The Google SDK actions were simply misleading. When I provided some incorrect values it fell back to user-based authentication (automatically opening a web browser to request interactive credentials). I incorrectly interpreted this to mean that the service account functionality was implemented as a long-term key approved by and in the context of a specific interactive user, or something similar.

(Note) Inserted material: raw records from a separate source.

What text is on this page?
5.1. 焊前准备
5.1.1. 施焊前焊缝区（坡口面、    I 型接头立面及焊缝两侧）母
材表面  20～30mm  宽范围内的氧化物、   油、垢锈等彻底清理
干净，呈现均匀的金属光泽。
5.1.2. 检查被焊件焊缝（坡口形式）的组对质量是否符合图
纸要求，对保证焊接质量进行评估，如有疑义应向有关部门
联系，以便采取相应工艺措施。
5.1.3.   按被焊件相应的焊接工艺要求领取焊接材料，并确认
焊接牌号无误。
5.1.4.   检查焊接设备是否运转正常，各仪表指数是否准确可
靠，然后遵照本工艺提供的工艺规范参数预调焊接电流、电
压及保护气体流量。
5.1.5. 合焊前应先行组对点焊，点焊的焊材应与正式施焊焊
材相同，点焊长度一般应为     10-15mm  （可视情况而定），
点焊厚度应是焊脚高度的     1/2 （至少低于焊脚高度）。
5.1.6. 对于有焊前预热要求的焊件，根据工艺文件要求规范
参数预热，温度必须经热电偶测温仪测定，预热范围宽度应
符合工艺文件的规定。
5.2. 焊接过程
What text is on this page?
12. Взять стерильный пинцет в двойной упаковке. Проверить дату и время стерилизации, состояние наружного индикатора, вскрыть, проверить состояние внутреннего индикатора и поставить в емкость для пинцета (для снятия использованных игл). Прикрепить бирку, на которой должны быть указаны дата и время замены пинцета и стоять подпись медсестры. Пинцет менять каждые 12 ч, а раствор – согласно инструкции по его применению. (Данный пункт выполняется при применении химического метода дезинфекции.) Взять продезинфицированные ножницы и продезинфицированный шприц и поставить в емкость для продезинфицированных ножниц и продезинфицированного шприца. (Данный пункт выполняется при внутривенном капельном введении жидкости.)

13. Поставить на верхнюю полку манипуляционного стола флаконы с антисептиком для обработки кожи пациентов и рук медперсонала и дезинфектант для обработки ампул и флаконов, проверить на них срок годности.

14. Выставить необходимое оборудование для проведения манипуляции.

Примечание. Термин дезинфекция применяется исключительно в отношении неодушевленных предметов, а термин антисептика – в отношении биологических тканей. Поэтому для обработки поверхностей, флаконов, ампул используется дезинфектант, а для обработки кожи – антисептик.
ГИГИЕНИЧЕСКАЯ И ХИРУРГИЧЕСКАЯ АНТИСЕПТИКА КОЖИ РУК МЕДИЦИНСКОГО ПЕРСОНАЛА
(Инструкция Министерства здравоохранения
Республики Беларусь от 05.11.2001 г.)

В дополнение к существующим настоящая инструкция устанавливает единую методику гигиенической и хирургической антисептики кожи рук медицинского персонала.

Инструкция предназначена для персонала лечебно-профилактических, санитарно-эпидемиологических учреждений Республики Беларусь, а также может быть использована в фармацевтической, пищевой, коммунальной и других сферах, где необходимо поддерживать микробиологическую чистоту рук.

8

No user interaction was necessary, however the .p12 certificate was required, rather than whatever credentials the default .json file provided (which I had tried using in a number of ways). Here's the code I used:

using Google.Apis.Auth.OAuth2;
using Google.Apis.Drive.v2;
using Google.Apis.Drive.v2.Data;
using Google.Apis.Http;
using Google.Apis.Services;
using System.Security.Cryptography.X509Certificates;
using System.Threading.Tasks;

using GData = Google.Apis.Drive.v2.Data;

public class Drive
{
    private const string GoogleDocMimeType = "application/vnd.google-apps.document";

    /// <summary>
    /// Creates a drive service, authenticated using information found in the Google Developers Console under "APIs & auth / Credentials / OAuth / Service account"
    /// </summary>
    /// <param name="svcEmail">The service account "Email address"</param>
    /// <param name="certPath">The path to the service account "P12 key" file</param>
    public Drive(string svcEmail, string certPath)
    {
        Service = AuthenticateService(svcEmail, certPath);
    }

    private DriveService Service
    {
        get;
        set;
    }

    /// <summary>
    /// Creates a "Google Doc" and shares it with anyone with the link
    /// </summary>
    /// <param name="title"></param>
    /// <returns>The drive FileId, accessible at https://docs.google.com/document/d/FileId </returns>
    public async Task<string> CreateShared(string title)
    {
        var fileId = await CreateDocument(title);
        await ShareFile(fileId);
        return fileId;
    }

    private async Task<string> CreateDocument(string title)
    {
        var file = new GData.File
        {
            Title = title,
            MimeType = GoogleDocMimeType
        };
        file = await Service.Files.Insert(file).ExecuteAsync();
        return file.Id;
    }

    private async Task ShareFile(string fileId)
    {
        Permission permission = new Permission
        {
            Type = "anyone",
            Role = "writer",
            WithLink = true
        };
        var a = Service.Permissions.Insert(permission, fileId);
        await a.ExecuteAsync();
    }

    private static DriveService AuthenticateService(string svcEmail, string certPath)
    {
        string[] scopes = new[] { DriveService.Scope.DriveFile };
        X509Certificate2 certificate = new X509Certificate2(certPath, "notasecret", X509KeyStorageFlags.Exportable);

        var init = new ServiceAccountCredential.Initializer(svcEmail) { Scopes = scopes };
        IConfigurableHttpClientInitializer credential = new ServiceAccountCredential(init.FromCertificate(certificate));

        return new DriveService(new BaseClientService.Initializer()
        {
            HttpClientInitializer = credential,
            ApplicationName = "Document Management Service",
        });
    }
}

And here's an experimental consumer:

internal class Program
{
    private const string svcEmail = "[email protected]";
    private const string certPath = @"credentials\projectname-fingerprintprefix.p12";
    private readonly static Drive drive = new Drive(svcEmail, certPath);

    private static void Main(string[] args)
    {
        string id = drive.CreateShared("my title").Result;
        Console.WriteLine(id);
    }
}

This seems to use Google Drive storage in an isolated, application/project-specific data repository. According to other posts, there is no way to get an interactive Drive UI view on that. I don't know if if it uses my personal storage quota, etc. But, this is the best approach I have so-far and I'll answer those questions for myself (not here) next.